The price of credit default swaps on five-year US government debt hit a record 18 basis points in early trading, according to CMA Datavision. This means that it costs $18,000 a year to buy insurance on $10m of US government debt. Tim Backshall, chief strategist at Credit Derivatives Research, said the price implied that the US was more likely to default on its obligations than Japan, Germany, France, Quebec, the Netherlands and several Scandinavian countries.
But nobody, and I mean nobody, is crankier about this than Nouriel Roubini:
Today instead the US has performed the greatest nationalization in the history of humanity. By nationalizing Fannie and Freddie the US has increased its public assets by almost $6 trillion and has increased its public debt/liabilities by another $6 trillion. The US has also turned itself into the largest government-owned hedge fund in the world: by injecting a likely $200 billion of capital into Fannie and Freddie and taking on almost $6 trillion of liabilities of such GSEs the US has also undertaken the biggest and most levered LBO (“leveraged buy-out”) in human history that has a debt to equity ratio of 30 ($6,000 billion of debt against $200 billion of equity). ...

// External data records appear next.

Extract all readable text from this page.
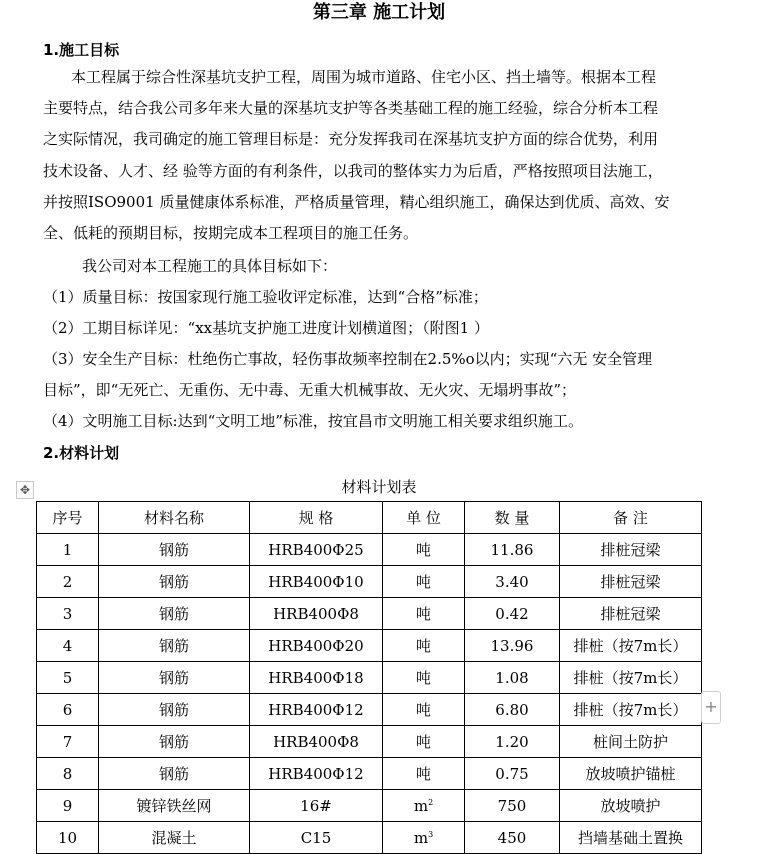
第三章 施工计划
1.施工目标

本工程属于综合性深基坑支护工程，周围为城市道路、住宅小区、挡土墙等。根据本工程

主要特点，结合我公司多年来大量的深基坑支护等各类基础工程的施工经验，综合分析本工程

之实际情况，我司确定的施工管理目标是：充分发挥我司在深基坑支护方面的综合优势，利用

技术设备、人才、经 验等方面的有利条件，以我司的整体实力为后盾，严格按照项目法施工，

并按照ISO9001 质量健康体系标准，严格质量管理，精心组织施工，确保达到优质、高效、安

全、低耗的预期目标，按期完成本工程项目的施工任务。

我公司对本工程施工的具体目标如下：

（1）质量目标：按国家现行施工验收评定标准，达到“合格”标准；
（2）工期目标详见：“xx基坑支护施工进度计划横道图；（附图1 ）
（3）安全生产目标：杜绝伤亡事故，轻伤事故频率控制在2.5%o以内；实现“六无 安全管理
目标”，即“无死亡、无重伤、无中毒、无重大机械事故、无火灾、无塌坍事故”；
（4）文明施工目标:达到“文明工地”标准，按宜昌市文明施工相关要求组织施工。
2.材料计划
✥	材料计划表
序号	材料名称	规 格	单 位	数 量	备 注
1	钢筋	HRB400Φ25	吨	11.86	排桩冠梁
2	钢筋	HRB400Φ10	吨	3.40	排桩冠梁
3	钢筋	HRB400Φ8	吨	0.42	排桩冠梁
4	钢筋	HRB400Φ20	吨	13.96	排桩（按7m长）
5	钢筋	HRB400Φ18	吨	1.08	排桩（按7m长）
6	钢筋	HRB400Φ12	吨	6.80	排桩（按7m长）
7	钢筋	HRB400Φ8	吨	1.20	桩间土防护
8	钢筋	HRB400Φ12	吨	0.75	放坡喷护锚桩
9	镀锌铁丝网	16#	$m^2$	750	放坡喷护
10	混凝土	C15	$m^3$	450	挡墙基础土置换
+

Like scores of evangelists and hypocrites and moralists who spew and praise family values and pretend to be holier than thou and are then regularly caught cheating or cross dressing or found to be perverts these Bush hypocrites who spewed for years the glory of unfettered wild west laissez faire jungle capitalism (and never believed in any sensible and appropriate regulation and supervision of financial markets) allowed the biggest debt bubble ever to fester without any control, have caused the biggest financial crisis since the Great Depression and are now forced to perform the biggest government intervention and nationalizations in the recent history of humanity, all for the benefit of the rich and the well connected.
In possibly other news, this version is so far Russian-press only, but Russian language press is reporting that Russia is getting out of Treasuries. They're being significantly less aggressive about it in English. I wonder which, if either, is correct? Separately, and I can't find the link right now, sorry - Brazil and Argentina have decided to stop conducting their trade in US dollars and start trading in local currencies instead. On the other hand, the apparent "bear flag" in the US dollar completely failed to prove out, and support levels have a bit more meaning, and said dollar is testing one of them now. If it breaks through, well, that'd be very interestingly bullish.

Minyanville's Todd Harrison says everyone is on edge, so take a deep breath and step back a second, even though the market is running out of fixes.

Finally, it looks like OPEC wants to defend $100+/barrel oil, agreeing to cut production. We'll see how that goes.

eta: Marketwatch's Paul Ferrell? Also very cranky. He's listing his 75 Trillion Dollar Frightfest.